What challenges have you encountered scaling these covers for a Mountain Goats-style performance?
Well, with most of the songs I picked, they’re deeply anchored in the rhythm section. I’m playing all of them on piano. If I played Stride piano or a boogie-woogie style, I could probably anchor them pretty easily with my left hand, but that’s not normally what I do. If you listen to anything that’s in a D-beat style, that’s really hard to compensate for on piano and keep the song moving forward. I have some people helping me out with this set, though. Figuring out how to make the stuff with a more galloping rhythm work without cheating the tempo down is tricky. I’m radically transforming some of the songs. I’m doing a Summoning song, and Summoning is big, big drum sounds and giant riffs. I’m playing the same notes, but the vibe is completely different. The funny thing about this set is that if you book yourself a show, you’re basically saying, “I have this great thing that I want to show you.” That’s what it means, right? This is more of an experiment in front of people. I will be shocked if there’s more than two people in the crowd who can identify more than two of the nine songs I’ve worked up. There’s a Summoning track and a Darkthrone song – that’s all I’m going to say. It would be no fun if people knew what was coming.

This is very important: Will there be any Prostitute Disfigurement songs in the set?

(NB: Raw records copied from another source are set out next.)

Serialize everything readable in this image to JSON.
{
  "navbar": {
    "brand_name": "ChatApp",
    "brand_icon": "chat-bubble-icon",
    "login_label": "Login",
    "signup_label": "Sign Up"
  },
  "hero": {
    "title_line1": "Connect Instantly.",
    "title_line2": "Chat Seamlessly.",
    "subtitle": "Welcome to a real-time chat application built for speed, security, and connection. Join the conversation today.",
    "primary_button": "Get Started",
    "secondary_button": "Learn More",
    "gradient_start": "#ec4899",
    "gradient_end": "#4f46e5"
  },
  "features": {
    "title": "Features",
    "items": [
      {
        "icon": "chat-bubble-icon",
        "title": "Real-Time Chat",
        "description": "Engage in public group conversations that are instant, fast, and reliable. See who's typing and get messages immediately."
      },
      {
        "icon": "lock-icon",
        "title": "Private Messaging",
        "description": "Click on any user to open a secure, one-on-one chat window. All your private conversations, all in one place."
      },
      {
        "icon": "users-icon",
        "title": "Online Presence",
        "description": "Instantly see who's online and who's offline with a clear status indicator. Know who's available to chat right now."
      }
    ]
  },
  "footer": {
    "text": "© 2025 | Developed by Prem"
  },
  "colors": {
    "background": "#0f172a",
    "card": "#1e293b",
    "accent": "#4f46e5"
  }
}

No. I’m a death metal partisan – I like a lot of black metal and I love a lot of NWOBHM acts, when genres were getting really blurry and no one knew what was coming next. Like Venom. Or Mercyful Fate – that’s one of my Top 5 favorite bands. Death metal is what I listen to more than anything else. If you try and put those riffs on piano, there’s so much going on with the drums and everything else, that you almost have to rework it. What I’ve done with the one pure death metal song in my set is write my own chords – it’s a totally different song now. Prostitute Disfigurement is your classic meat-and-potatoes death metal. I have this compilation called Brutally Sickness from Indonesia that has 50 bands like that. They all sound a little different, but they’re all playing the exact same style of metal. I don’t know what I can really do with that. I do feel a little guilty that I didn’t pick a Heinous Killings song, because that guy is really sick. And he’s married! If you ever read the liner notes on Heinous Killings albums, he always thanks his wife “for being understanding,” which I think is the best thing ever.

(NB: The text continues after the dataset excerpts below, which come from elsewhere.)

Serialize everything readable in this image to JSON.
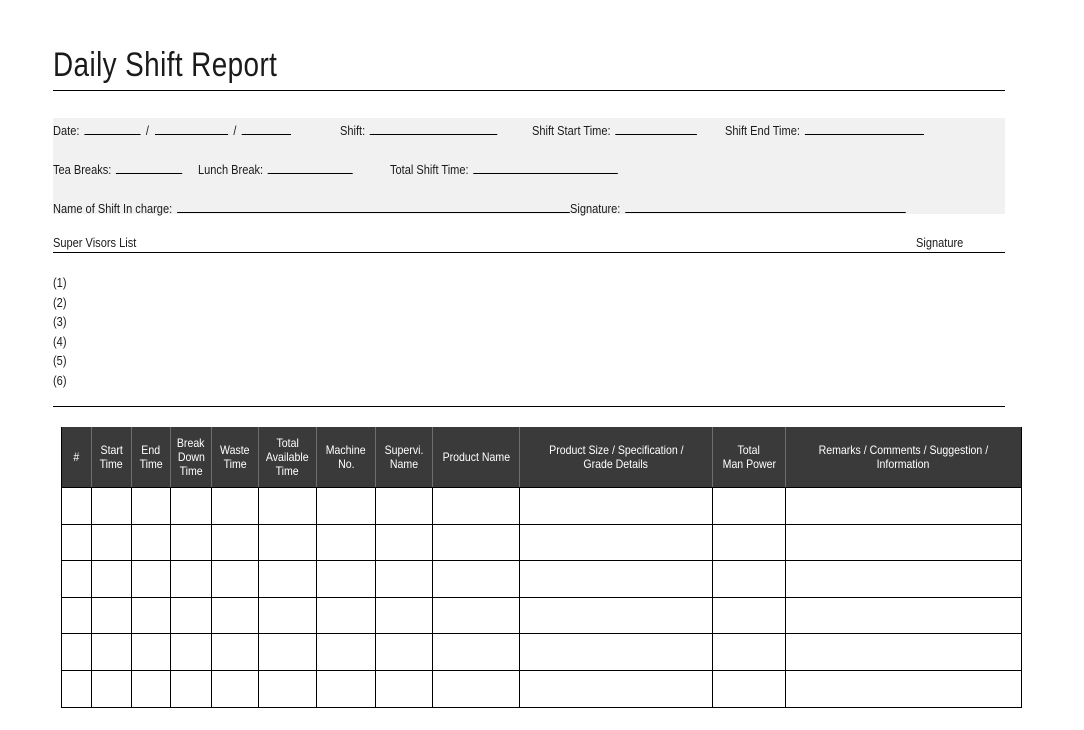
{
  "document": {
    "title": "Daily Shift Report"
  },
  "form": {
    "date_label": "Date:",
    "date_separator": "/",
    "shift_label": "Shift:",
    "shift_start_label": "Shift Start Time:",
    "shift_end_label": "Shift End Time:",
    "tea_breaks_label": "Tea Breaks:",
    "lunch_break_label": "Lunch Break:",
    "total_shift_time_label": "Total Shift Time:",
    "name_of_shift_incharge_label": "Name of Shift In charge:",
    "signature_label": "Signature:"
  },
  "supervisors": {
    "heading": "Super Visors List",
    "signature_heading": "Signature",
    "items": [
      "(1)",
      "(2)",
      "(3)",
      "(4)",
      "(5)",
      "(6)"
    ]
  },
  "table": {
    "columns": [
      {
        "label": "#",
        "lines": [
          "#"
        ]
      },
      {
        "label": "Start Time",
        "lines": [
          "Start",
          "Time"
        ]
      },
      {
        "label": "End Time",
        "lines": [
          "End",
          "Time"
        ]
      },
      {
        "label": "Break Down Time",
        "lines": [
          "Break",
          "Down",
          "Time"
        ]
      },
      {
        "label": "Waste Time",
        "lines": [
          "Waste",
          "Time"
        ]
      },
      {
        "label": "Total Available Time",
        "lines": [
          "Total",
          "Available",
          "Time"
        ]
      },
      {
        "label": "Machine No.",
        "lines": [
          "Machine",
          "No."
        ]
      },
      {
        "label": "Supervi. Name",
        "lines": [
          "Supervi.",
          "Name"
        ]
      },
      {
        "label": "Product Name",
        "lines": [
          "Product Name"
        ]
      },
      {
        "label": "Product Size / Specification / Grade Details",
        "lines": [
          "Product Size / Specification /",
          "Grade Details"
        ]
      },
      {
        "label": "Total Man Power",
        "lines": [
          "Total",
          "Man Power"
        ]
      },
      {
        "label": "Remarks / Comments / Suggestion / Information",
        "lines": [
          "Remarks / Comments / Suggestion /",
          "Information"
        ]
      }
    ],
    "row_count": 6,
    "rows": [
      [
        "",
        "",
        "",
        "",
        "",
        "",
        "",
        "",
        "",
        "",
        "",
        ""
      ],
      [
        "",
        "",
        "",
        "",
        "",
        "",
        "",
        "",
        "",
        "",
        "",
        ""
      ],
      [
        "",
        "",
        "",
        "",
        "",
        "",
        "",
        "",
        "",
        "",
        "",
        ""
      ],
      [
        "",
        "",
        "",
        "",
        "",
        "",
        "",
        "",
        "",
        "",
        "",
        ""
      ],
      [
        "",
        "",
        "",
        "",
        "",
        "",
        "",
        "",
        "",
        "",
        "",
        ""
      ],
      [
        "",
        "",
        "",
        "",
        "",
        "",
        "",
        "",
        "",
        "",
        "",
        ""
      ]
    ]
  },
  "colors": {
    "header_background": "#3a3a3a",
    "header_text": "#ffffff",
    "panel_background": "#f1f1f1",
    "rule": "#000000",
    "page_background": "#ffffff"
  }
}
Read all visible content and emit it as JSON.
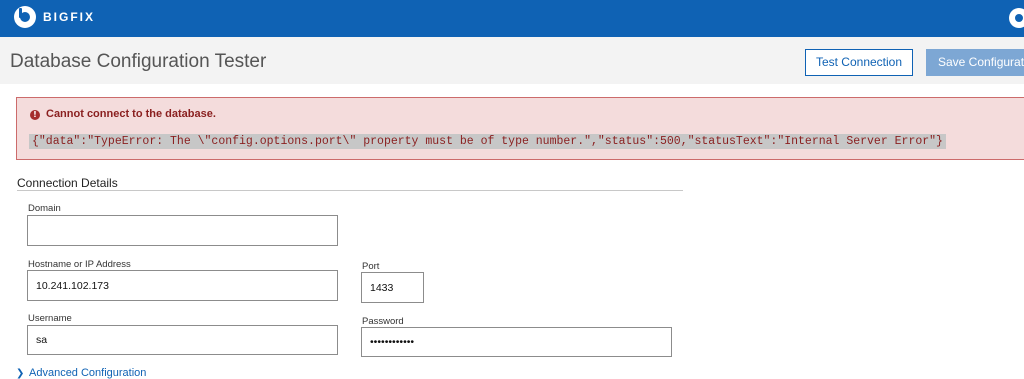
{
  "topbar": {
    "brand": "BIGFIX",
    "logo_icon": "bigfix-logo-icon",
    "right_icon": "user-menu-icon",
    "color": "#0f62b4"
  },
  "header": {
    "title": "Database Configuration Tester",
    "test_button": "Test Connection",
    "save_button": "Save Configuration"
  },
  "error": {
    "icon": "error-icon",
    "title": "Cannot connect to the database.",
    "detail": "{\"data\":\"TypeError: The \\\"config.options.port\\\" property must be of type number.\",\"status\":500,\"statusText\":\"Internal Server Error\"}"
  },
  "connection": {
    "section_title": "Connection Details",
    "domain": {
      "label": "Domain",
      "value": ""
    },
    "hostname": {
      "label": "Hostname or IP Address",
      "value": "10.241.102.173"
    },
    "port": {
      "label": "Port",
      "value": "1433"
    },
    "username": {
      "label": "Username",
      "value": "sa"
    },
    "password": {
      "label": "Password",
      "value": "••••••••••••"
    }
  },
  "advanced": {
    "label": "Advanced Configuration",
    "icon": "chevron-right-icon"
  }
}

When word erroneously circulated that the last Mountain Goats full-length All Eternals Deck was going to be a “death metal album,” you responded by tweeting “tMG can’t play DM until I master guttural death growl i.e. ca 2015.” Have you moved the timetable up on this?

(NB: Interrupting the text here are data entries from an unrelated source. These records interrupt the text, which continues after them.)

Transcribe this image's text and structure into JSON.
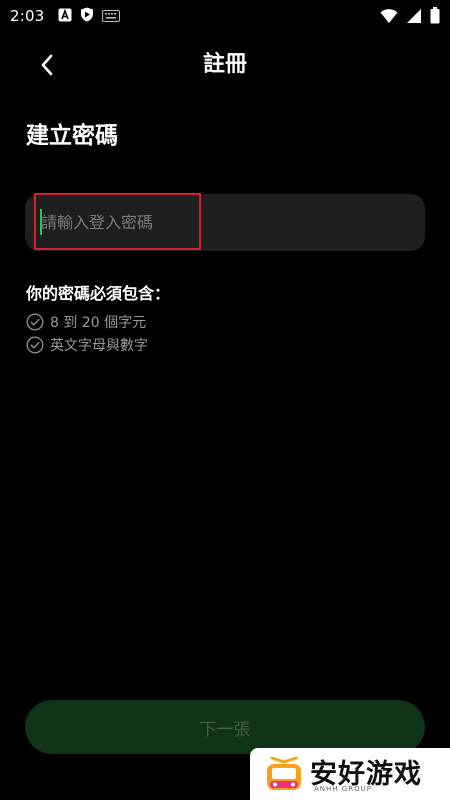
{
  "status_bar": {
    "time": "2:03",
    "icons": [
      "a-icon",
      "shield-icon",
      "keyboard-icon",
      "wifi-icon",
      "signal-icon",
      "battery-icon"
    ]
  },
  "header": {
    "title": "註冊",
    "back_icon": "chevron-left-icon"
  },
  "section_title": "建立密碼",
  "password_field": {
    "placeholder": "請輸入登入密碼",
    "value": ""
  },
  "requirements": {
    "title": "你的密碼必須包含：",
    "items": [
      "8 到 20 個字元",
      "英文字母與數字"
    ]
  },
  "next_button": {
    "label": "下一張"
  },
  "watermark": {
    "text": "安好游戏",
    "sub": "ANHH GROUP"
  },
  "colors": {
    "background": "#000000",
    "field_bg": "#1f1f1f",
    "button_bg": "#0f3417",
    "button_text": "#4a5a4c",
    "caret": "#33c24d",
    "highlight": "#d6202a"
  }
}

People are constantly asking me, “Why don’t you make a death metal record?” You could only actually want to hear that if you didn’t like death metal. Death metal is a lifelong discipline. Hanging out with Erik Rutan, I really got a sense of how much it takes to play that style of music. You can’t be a jazz pianist and think, “What the fuck, I’ll play some death metal!” It’s not like that. Death metal is a lifetime commitment. You decide that you want to play a style of music that speaks to your spirit and you dedicate yourself to that pursuit. I was joking when I said “2015.” I would have to change my life to play that kind of music. I would have to become a real guitarist first, then learn the death metal style. I play folk guitar. I play chunky rhythm chords and I can sit in with anybody and do that. But to do what those guys do? It’s hard and very earnest work. Not to mention that the people who think they want to hear me play death metal are generally not death metal fans. By the time I got halfway through the first song, they’d all be like, “You know, I do not like this kind of music.”